Happiest Minds has always had customers that were owned by PE firms, but the % of customers and our revenues from these customers has increased significantly. Earlier, we had engaged with these firms in an ad-hoc and tactical manner. Given the potential of this channel, we would like to engage in a more strategic manner and have a senior leader take responsibility for crafting and executing this strategy.
We are developing a set of offerings that are not only targeted at the portfolio companies, but also at the PE firms. We would like to move more upstream and help PE firms in carrying out due diligence of their acquisition candidates and helping them with a post-acquisition roadmap. We are developing tools and frameworks that will accelerate this process.
The first step would be to leverage our existing customers and the good work we are doing to get introductions and get connected with the PE firms that own these customers. We will follow that up with a curated list of firms where we have connections or a compelling value proposition.
Our offerings to the portfolio companies would include security risk assessment and remediation, modernization and management of their tech debt, consulting and execution on innovation strategies, help with cost take-out, leveraging GenAI, integration of multiple acquired entities, etc.
Over the last 13-14 years, we have acquired many logos of consequences and effectively deployed our ‘land and expand’ strategy. This has resulted in the average revenue per customer consistently increasing resulting in many accounts that are $2-3M in size; in addition to a few customers that are $5M and $10 customers. We would like to take this strategy to the next level and move some of these customers into the $20M range and create many more $5 and $10M accounts.

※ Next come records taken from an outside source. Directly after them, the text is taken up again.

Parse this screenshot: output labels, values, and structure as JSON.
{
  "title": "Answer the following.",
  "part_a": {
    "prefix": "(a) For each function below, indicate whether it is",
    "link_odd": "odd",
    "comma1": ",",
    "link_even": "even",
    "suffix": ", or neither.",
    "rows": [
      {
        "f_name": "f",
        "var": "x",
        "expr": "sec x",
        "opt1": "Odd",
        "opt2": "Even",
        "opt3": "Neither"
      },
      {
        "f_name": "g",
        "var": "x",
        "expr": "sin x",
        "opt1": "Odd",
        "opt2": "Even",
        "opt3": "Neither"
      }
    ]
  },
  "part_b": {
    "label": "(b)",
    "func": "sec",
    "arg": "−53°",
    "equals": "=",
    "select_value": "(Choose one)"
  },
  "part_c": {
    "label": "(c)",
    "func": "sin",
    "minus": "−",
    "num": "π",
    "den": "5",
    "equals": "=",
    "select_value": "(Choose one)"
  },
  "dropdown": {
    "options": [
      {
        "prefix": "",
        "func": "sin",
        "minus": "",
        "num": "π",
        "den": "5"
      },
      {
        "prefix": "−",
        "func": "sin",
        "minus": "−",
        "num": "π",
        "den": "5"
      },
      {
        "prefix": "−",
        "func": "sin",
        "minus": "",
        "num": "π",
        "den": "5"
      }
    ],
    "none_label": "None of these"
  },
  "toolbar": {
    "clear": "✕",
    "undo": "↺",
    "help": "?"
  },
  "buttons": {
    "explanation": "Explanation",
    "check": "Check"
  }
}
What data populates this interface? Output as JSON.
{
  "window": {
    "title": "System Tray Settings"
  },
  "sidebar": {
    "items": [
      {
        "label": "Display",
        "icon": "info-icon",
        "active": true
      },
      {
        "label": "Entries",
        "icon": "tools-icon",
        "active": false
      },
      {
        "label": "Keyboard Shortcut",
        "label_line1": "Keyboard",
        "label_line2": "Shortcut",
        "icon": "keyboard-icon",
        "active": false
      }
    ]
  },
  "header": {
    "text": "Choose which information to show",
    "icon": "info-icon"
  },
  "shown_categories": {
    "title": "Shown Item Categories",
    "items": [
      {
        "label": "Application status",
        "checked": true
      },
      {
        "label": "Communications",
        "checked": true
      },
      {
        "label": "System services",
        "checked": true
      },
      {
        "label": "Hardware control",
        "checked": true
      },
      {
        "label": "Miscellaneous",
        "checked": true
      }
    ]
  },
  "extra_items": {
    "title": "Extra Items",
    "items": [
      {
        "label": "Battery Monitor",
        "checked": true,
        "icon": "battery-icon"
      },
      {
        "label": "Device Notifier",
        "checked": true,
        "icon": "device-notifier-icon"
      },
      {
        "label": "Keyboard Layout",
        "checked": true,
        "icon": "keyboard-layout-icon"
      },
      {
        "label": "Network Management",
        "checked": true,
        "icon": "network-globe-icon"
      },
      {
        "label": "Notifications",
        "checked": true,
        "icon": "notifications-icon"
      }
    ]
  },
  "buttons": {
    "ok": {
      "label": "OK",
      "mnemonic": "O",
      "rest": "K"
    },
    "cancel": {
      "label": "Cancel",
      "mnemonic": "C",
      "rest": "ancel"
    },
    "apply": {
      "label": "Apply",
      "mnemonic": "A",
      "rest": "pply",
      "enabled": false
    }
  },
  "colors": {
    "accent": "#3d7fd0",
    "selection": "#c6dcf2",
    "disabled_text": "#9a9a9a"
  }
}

As part of this strategy, we will be investing in dedicated, seasoned Client Partners to bring focus and elevate conversations, creating customer-specific solutions, aligning incentives and responsibilities across several functions, and giving these sets of accounts prioritized focus and treatment. Our decision to create a dedicated NN sales team has freed up sales bandwidth and allowed us to specialize the EE/EN sales team to enable this strategy.
Many of you have been tracking and reporting on the proliferation of Global Capability Centers (GCCs) over the last couple of years. While we have been engaged with GCCs since our inception, the increased number and size make this an attractive segment for Happiest Minds to focus on. Our offerings and value proposition will vary based on the stage and maturity of the GCC.
For companies that are contemplating a GCC, we would help them understand the opportunity, risk, legal and compliance needs, scale requirements, and talent needs to craft an appropriate strategy and facilitate their entry directly or through Happiest Minds. For GCCs that have been around for an extended period, we would like to focus on enhancing their effectiveness, aiding their innovation strategies by leveraging GenAI and Automation, modernize technology landscape and leverage data to become more core in their company’s landscape
We are very excited by the prospects and the potential of the award-winning Arttha Banking platform and propose to create a separate P&L for this platform, along with the investments required to actualize this potential. We are taking a two-pronged approach here. The first prong is targeting the Indian market by adding functionalities, including integrations and regulatory compliance that are specific to the Indian market and having a focused GTM that includes associated offerings that have Arttha at their core.
We are also looking to expand the international market presence beyond our current Southeast Asia and Africa markets into Europe and North America by investing in features and functionalities for these markets, developing alliances and partnerships to enhance the value proposition and tap into the necessity for these banks to offer a customer experience that is more digital and personalized that current banking products are not able to offer.